WikiLeaks publiera 2,5 millions de courriels syriens
« WikiLeaks a commencé à publier les “ Syria files ” [dossiers syriens], plus de deux millions de courriels de personnalités politiques syriennes, de ministères et d’entreprises datant d’août 2006 à mars 2012 », a déclaré la porte-parole du site, Sarah Harrison, lors d’une conférence de presse à Londres.
Les courriels n’ont cependant pas été rendus accessibles au grand public. Ils ont été transmis en avant-première à des partenaires média de WikiLeaks : Al Akhbar (Liban), Al Masry Al Youm (Égypte), ARD (Allemagne), Associated Press (États-Unis), L’Espresso (Italie), Owni (France) et Publico.es (Espagne). D’autres partenaires devraient être annoncés dans les prochains jours.
Le cas Finmeccanica
Les 2 484 899 courriels écrits en arabe, en russe ou en anglais « révèlent comment les sociétés occidentales disent une chose et en font une autre », selon la porte-parole de WikiLeaks, montrant du doigt notamment la firme de défense Finmeccanica.

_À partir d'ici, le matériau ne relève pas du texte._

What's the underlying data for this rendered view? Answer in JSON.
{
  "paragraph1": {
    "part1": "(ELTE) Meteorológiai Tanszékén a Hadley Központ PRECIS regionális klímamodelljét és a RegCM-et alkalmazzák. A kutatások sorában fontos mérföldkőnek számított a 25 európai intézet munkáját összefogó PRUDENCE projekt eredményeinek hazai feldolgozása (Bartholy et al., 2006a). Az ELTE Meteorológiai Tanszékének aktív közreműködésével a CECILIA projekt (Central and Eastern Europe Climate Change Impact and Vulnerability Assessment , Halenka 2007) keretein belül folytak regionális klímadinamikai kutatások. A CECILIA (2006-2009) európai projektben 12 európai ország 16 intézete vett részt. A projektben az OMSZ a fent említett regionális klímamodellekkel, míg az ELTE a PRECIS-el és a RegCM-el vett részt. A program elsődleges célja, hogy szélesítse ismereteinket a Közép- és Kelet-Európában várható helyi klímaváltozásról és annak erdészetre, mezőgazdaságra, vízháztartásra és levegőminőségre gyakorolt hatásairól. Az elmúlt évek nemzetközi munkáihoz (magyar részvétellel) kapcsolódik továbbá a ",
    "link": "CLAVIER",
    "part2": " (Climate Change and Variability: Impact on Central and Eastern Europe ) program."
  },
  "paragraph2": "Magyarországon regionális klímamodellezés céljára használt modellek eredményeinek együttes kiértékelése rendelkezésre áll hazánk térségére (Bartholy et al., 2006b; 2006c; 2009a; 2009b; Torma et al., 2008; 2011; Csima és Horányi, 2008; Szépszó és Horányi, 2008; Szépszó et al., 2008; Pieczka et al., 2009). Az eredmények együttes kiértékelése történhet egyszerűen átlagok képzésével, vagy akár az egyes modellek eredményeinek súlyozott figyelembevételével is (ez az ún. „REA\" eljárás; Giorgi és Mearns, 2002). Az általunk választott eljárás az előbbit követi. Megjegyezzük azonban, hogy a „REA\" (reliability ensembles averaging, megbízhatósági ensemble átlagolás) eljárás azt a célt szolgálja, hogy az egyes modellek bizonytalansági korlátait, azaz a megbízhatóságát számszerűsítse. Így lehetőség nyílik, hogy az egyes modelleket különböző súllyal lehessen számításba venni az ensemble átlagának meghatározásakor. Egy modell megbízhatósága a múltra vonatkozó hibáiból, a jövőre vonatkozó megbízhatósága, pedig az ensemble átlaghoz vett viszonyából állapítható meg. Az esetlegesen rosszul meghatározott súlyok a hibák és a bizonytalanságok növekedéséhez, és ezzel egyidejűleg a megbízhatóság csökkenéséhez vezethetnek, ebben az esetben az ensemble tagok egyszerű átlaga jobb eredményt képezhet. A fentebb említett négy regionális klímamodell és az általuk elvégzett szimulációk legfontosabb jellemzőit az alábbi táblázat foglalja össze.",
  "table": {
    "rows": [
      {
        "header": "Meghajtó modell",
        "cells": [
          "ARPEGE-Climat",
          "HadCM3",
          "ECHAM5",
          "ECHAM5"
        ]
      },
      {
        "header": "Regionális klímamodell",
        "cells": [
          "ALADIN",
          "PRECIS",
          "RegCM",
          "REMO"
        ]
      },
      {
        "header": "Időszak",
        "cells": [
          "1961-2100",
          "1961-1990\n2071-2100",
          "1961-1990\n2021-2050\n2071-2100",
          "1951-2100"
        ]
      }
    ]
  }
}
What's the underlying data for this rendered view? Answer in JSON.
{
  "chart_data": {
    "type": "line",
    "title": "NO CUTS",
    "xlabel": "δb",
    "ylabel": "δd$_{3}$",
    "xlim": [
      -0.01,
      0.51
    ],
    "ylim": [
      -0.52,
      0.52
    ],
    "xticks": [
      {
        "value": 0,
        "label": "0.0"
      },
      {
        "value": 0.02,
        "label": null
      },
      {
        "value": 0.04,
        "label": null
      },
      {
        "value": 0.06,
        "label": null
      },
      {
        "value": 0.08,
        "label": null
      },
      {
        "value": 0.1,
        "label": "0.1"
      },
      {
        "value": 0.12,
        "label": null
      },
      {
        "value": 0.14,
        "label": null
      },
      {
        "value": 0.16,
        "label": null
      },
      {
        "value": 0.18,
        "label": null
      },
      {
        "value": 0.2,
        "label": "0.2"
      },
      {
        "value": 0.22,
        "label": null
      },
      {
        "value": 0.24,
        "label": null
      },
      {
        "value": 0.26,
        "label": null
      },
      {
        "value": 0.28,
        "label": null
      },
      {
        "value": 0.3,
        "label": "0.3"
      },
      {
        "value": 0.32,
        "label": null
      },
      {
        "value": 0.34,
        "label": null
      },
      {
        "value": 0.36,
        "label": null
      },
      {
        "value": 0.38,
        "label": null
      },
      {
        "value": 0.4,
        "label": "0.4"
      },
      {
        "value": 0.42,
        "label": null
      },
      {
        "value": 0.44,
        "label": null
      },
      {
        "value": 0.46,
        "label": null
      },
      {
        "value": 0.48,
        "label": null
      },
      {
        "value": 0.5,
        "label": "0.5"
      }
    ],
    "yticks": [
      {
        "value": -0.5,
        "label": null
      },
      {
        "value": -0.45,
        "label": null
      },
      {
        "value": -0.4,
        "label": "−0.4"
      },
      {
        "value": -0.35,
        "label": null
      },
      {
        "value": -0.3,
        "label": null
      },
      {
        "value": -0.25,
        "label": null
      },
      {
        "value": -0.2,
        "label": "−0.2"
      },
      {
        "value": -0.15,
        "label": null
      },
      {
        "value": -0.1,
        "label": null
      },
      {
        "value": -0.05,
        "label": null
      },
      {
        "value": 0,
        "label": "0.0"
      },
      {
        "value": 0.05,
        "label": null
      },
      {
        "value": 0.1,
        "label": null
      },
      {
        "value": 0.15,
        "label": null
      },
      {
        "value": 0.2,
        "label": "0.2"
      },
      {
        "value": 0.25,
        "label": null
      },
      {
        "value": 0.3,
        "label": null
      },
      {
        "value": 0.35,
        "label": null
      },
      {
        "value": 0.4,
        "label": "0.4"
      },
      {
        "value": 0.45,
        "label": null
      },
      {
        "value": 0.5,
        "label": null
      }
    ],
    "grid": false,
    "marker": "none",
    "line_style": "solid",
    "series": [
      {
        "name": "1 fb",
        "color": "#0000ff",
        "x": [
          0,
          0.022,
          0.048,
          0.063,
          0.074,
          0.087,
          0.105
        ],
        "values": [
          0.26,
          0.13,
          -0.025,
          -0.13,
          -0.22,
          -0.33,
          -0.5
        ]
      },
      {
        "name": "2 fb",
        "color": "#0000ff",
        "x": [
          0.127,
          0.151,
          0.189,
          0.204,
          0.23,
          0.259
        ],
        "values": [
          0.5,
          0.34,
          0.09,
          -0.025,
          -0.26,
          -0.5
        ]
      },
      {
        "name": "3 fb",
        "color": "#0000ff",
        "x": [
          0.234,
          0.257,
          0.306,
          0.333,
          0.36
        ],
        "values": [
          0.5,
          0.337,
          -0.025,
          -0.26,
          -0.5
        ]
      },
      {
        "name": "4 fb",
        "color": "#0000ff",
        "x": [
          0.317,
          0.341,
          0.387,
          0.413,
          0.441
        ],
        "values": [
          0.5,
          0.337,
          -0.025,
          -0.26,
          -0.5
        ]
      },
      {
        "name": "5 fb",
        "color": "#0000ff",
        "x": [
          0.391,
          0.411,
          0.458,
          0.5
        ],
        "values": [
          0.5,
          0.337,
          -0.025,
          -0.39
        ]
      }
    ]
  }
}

Celle-ci a continué de fournir son assistance au régime de Bachar al-Assad - accusé par de nombreuses organisations non gouvernementales de crimes contre l’humanité en cautionnant entre autres des actes de torture - pour un système de communications ultra-sophistiqué même après le début de la répression de la révolte populaire initiée en mars 2011, selon des courriels diffusés par WikiLeaks et repris hier par l’hebdomadaire italien L’Espresso.
Le contrat pour la fourniture par Selex Elsag - filiale du groupe Finmeccanica, contrôlé par l’État italien - de son système crypté Tetra date de 2008, mais Selex a continué d’envoyer des ingénieurs et de fournir son assistance au régime syrien jusqu’à une période très récente, accusent L’Espresso et le journal en ligne espagnol Publico. L’accord portant sur 40 millions d’euros (50 millions$CAN) avait été signé par Selex avec la Syrian Wireless Organization (SWO) pour l’installation de cette technologie d’avant-garde avec la collaboration de la multinationale gréco-russe Intracom Telecom.
« Les dirigeants de Selex et Finmeccanica étaient-ils conscients que leurs produits se seraient retrouvés aux mains de la garde prétorienne de Bachar al-Assad ? », s’interroge L’Espresso.
Fin mai 2011, les Syriens « disent être intéressés par “ une expansion de 25 % du projet ” sans en expliquer la finalité » et « le 25 juillet Selex répond être disposée à en parler avec la SWO », poursuit L’Espresso.
L’Espresso cite un courriel embarrassant qui « annonce l’arrivée d’ingénieurs de Selex à Damas pour enseigner l’utilisation du réseau de communication et son emploi aussi sur les hélicoptères, en date de février 2012 quand le drame syrien est déjà une affaire mondiale ».
Publico publie pour sa part un courriel sur un accord datant du 16 juillet 2011 qui « prouve que quand il était du domaine public que la répression syrienne causait des dizaines de morts au quotidien, Selex Communications et Intracom Telecom ont continué de fournir de la maintenance et des mises à jour au réseau Tetra ».
« Tout cela faisait partie d’un accord avec Finmeccanica qui est contrôlée par Rome [le ministère de l’Économie détient plus de 30 % de son capital] », déplore Publico.
Irak et Afghanistan
WikiLeaks s’est déjà illustré ces deux dernières années par la publication de rapports « ultra-secrets » de l’armée américaine en Irak et en Afghanistan et de quelque 250 000 câbles diplomatiques américains, qui avaient provoqué le courroux de Washington.
Les derniers documents révélés par WikiLeaks « sont embarrassants pour la Syrie, mais sont également embarrassants pour les opposants extérieurs à la Syrie », a souligné le fondateur du site, Julian Assange, dans une déclaration faite depuis l’ambassade de l’Équateur à Londres, où il s’est réfugié depuis deux semaines.
Le « cyber-warrior » de l’information, sous le coup d’une extradition vers la Suède où il est recherché dans une affaire de viol et d’agression sexuelle présumés, se cache de crainte d’être chassé à terme vers les États-Unis qui pourraient le juger pour espionnage.
Le contenu des « dossiers sur la Syrie » est « une importante base de données », a précisé Sarah Harrison hier. « Cela prendra du temps avant que [toutes] les histoires sortent », a-t-elle ajouté.
La publication de ces courriels, dont certains émanent selon WikiLeaks des ministères des Affaires étrangères et des Affaires présidentielles de la Syrie, intervenait à la veille d’une réunion internationale aujourd’hui à Paris censée discuter du sort du président syrien, Bachar al-Assad.